Avoid the trap of building features for a single customer, which grinds products to a halt. When a high-stakes customer makes a specific request, the goal is to reframe and build it in a way that benefits the entire customer base, turning a one-off demand into a strategic win-win.

Instead of pursuing complex, open-ended consulting projects, partners can scale more effectively by creating productized, "turnkey AI" offerings for specific business units like legal or marketing. This approach lowers the adoption barrier for customers by delivering predictable results for a defined use case, making it easier to sell into departments or smaller businesses.

Constantly delivering custom solutions is inefficient and destroys profitability. Instead, define a standardized, repeatable service package that can be sold and delivered consistently, maintaining high margins and simplifying operations.

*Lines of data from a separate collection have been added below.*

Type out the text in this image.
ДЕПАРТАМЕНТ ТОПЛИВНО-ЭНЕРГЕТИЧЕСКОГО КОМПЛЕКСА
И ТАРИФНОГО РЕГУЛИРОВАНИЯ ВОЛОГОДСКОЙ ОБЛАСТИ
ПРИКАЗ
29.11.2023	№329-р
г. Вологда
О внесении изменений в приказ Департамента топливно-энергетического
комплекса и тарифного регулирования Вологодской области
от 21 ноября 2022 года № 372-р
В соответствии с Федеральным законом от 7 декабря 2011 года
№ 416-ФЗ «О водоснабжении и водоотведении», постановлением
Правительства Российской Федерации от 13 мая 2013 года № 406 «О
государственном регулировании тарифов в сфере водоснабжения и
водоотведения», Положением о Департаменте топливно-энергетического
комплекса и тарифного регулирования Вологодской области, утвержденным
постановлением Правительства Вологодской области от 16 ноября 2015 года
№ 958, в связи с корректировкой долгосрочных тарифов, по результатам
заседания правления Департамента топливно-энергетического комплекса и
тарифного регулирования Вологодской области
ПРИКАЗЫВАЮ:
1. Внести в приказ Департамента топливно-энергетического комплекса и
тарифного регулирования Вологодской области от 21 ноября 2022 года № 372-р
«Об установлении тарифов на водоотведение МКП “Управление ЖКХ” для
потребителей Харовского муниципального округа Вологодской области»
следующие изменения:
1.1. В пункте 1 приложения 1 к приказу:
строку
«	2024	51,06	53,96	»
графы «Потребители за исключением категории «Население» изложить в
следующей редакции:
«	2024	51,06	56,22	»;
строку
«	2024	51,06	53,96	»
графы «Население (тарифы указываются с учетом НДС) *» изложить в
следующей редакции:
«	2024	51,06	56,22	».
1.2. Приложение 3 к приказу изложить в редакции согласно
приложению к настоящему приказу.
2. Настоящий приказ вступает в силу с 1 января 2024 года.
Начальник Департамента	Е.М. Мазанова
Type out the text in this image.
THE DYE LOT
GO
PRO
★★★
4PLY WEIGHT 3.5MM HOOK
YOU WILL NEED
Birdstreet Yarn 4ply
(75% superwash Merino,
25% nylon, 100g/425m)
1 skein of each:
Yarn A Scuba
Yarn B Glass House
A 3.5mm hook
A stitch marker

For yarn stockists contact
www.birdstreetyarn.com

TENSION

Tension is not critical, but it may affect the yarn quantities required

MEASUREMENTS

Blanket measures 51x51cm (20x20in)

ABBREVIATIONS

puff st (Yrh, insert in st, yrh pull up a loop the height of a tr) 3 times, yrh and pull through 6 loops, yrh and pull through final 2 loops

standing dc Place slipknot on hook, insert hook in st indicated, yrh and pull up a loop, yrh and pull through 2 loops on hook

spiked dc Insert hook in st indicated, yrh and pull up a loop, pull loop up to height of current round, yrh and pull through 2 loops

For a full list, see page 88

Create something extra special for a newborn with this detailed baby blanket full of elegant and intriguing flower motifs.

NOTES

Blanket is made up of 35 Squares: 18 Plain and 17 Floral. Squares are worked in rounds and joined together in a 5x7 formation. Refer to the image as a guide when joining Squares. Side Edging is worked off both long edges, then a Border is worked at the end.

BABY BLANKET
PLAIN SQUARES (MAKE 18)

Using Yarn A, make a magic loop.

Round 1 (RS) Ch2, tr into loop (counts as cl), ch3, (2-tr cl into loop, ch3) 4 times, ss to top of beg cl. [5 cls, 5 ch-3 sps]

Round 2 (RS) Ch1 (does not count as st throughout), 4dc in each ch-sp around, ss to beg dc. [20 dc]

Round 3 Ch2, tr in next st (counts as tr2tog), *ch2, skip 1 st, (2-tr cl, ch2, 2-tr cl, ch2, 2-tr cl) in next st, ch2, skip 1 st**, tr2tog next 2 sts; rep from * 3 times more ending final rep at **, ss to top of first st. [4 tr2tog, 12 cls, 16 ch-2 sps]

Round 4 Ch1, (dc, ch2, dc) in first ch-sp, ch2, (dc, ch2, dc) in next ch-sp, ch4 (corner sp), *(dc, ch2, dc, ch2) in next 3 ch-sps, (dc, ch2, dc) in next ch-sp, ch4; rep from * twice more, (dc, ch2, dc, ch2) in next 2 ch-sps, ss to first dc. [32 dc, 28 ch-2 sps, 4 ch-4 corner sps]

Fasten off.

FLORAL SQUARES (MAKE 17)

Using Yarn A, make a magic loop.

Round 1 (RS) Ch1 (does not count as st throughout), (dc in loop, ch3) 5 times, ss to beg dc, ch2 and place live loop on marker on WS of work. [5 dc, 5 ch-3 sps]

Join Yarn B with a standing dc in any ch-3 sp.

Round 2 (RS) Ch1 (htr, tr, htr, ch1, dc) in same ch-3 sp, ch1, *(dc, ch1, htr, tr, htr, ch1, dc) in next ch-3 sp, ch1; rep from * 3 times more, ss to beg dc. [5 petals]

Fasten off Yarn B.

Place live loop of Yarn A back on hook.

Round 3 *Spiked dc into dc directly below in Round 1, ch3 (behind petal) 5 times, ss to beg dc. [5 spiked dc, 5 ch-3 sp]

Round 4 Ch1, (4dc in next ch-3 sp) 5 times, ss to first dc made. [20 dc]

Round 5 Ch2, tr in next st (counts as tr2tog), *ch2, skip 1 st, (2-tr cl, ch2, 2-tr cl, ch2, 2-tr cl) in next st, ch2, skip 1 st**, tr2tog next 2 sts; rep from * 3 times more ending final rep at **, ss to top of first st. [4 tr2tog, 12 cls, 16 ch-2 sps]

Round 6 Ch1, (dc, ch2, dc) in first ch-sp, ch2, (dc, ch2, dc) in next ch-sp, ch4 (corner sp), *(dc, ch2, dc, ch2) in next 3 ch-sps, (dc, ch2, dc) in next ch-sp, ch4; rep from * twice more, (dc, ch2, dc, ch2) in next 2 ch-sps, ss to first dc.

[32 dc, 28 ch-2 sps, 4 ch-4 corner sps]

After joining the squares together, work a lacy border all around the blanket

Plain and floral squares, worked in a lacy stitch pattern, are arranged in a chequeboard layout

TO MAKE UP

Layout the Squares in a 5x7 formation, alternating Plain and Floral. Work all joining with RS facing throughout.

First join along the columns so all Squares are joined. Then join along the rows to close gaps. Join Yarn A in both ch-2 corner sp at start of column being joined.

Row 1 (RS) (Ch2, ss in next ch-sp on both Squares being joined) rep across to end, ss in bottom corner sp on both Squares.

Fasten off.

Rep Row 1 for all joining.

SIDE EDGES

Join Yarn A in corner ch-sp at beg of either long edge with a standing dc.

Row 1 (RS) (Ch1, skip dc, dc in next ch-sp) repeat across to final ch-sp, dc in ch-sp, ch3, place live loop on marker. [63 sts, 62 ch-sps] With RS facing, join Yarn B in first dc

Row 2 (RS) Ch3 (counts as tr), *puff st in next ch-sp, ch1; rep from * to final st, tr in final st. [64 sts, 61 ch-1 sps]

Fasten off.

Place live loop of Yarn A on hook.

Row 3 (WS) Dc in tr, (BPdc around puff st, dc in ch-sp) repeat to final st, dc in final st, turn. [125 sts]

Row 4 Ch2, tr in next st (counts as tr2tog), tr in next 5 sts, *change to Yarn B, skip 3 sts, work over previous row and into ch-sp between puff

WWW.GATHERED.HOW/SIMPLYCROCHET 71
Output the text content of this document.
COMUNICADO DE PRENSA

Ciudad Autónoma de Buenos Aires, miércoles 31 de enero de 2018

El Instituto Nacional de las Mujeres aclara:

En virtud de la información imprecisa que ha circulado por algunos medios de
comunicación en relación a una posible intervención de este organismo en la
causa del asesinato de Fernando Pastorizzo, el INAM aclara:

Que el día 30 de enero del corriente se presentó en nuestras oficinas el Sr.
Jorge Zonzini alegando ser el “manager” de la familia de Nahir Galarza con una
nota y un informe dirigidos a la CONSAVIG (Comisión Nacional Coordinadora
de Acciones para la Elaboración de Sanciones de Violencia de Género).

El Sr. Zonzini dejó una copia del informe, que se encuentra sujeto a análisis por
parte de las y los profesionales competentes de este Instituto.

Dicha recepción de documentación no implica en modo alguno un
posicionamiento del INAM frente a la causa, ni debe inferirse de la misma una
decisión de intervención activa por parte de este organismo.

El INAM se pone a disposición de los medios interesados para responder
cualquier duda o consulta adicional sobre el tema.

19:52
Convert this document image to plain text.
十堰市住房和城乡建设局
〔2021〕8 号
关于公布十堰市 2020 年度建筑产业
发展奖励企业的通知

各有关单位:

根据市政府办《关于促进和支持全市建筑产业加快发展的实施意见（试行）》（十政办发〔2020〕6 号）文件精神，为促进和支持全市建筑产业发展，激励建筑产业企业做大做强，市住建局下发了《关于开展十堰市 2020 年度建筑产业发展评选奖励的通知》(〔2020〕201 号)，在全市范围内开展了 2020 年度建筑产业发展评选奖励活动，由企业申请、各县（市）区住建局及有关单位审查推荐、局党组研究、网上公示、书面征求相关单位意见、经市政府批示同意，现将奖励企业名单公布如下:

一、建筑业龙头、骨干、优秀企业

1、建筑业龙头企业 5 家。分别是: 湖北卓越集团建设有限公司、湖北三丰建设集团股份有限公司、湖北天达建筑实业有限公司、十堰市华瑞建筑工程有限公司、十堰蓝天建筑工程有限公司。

To avoid the customization vs. scalability trap, SaaS companies should build a flexible, standard product that users never outgrow, like Lego or Notion. The only areas for customization should be at the edges: building any data source connector (ingestion) or data destination (egress) a client needs.

Instead of creating bespoke features for individual clients, Aliaswire's product-centered culture prioritizes building solutions that can be replicated for thousands of customers. This architectural mindset turns specific sales opportunities into platform-wide leverage, delighting partners with unrequested but highly valuable new functions.

Instead of just managing clients on HighLevel, Marketex used its white-labeling feature to create 'Marketex Engine.' This pre-built version, loaded with their recommended templates and workflows, transforms their service from billable hours into a scalable, productized offering, enabling faster client onboarding and higher margins.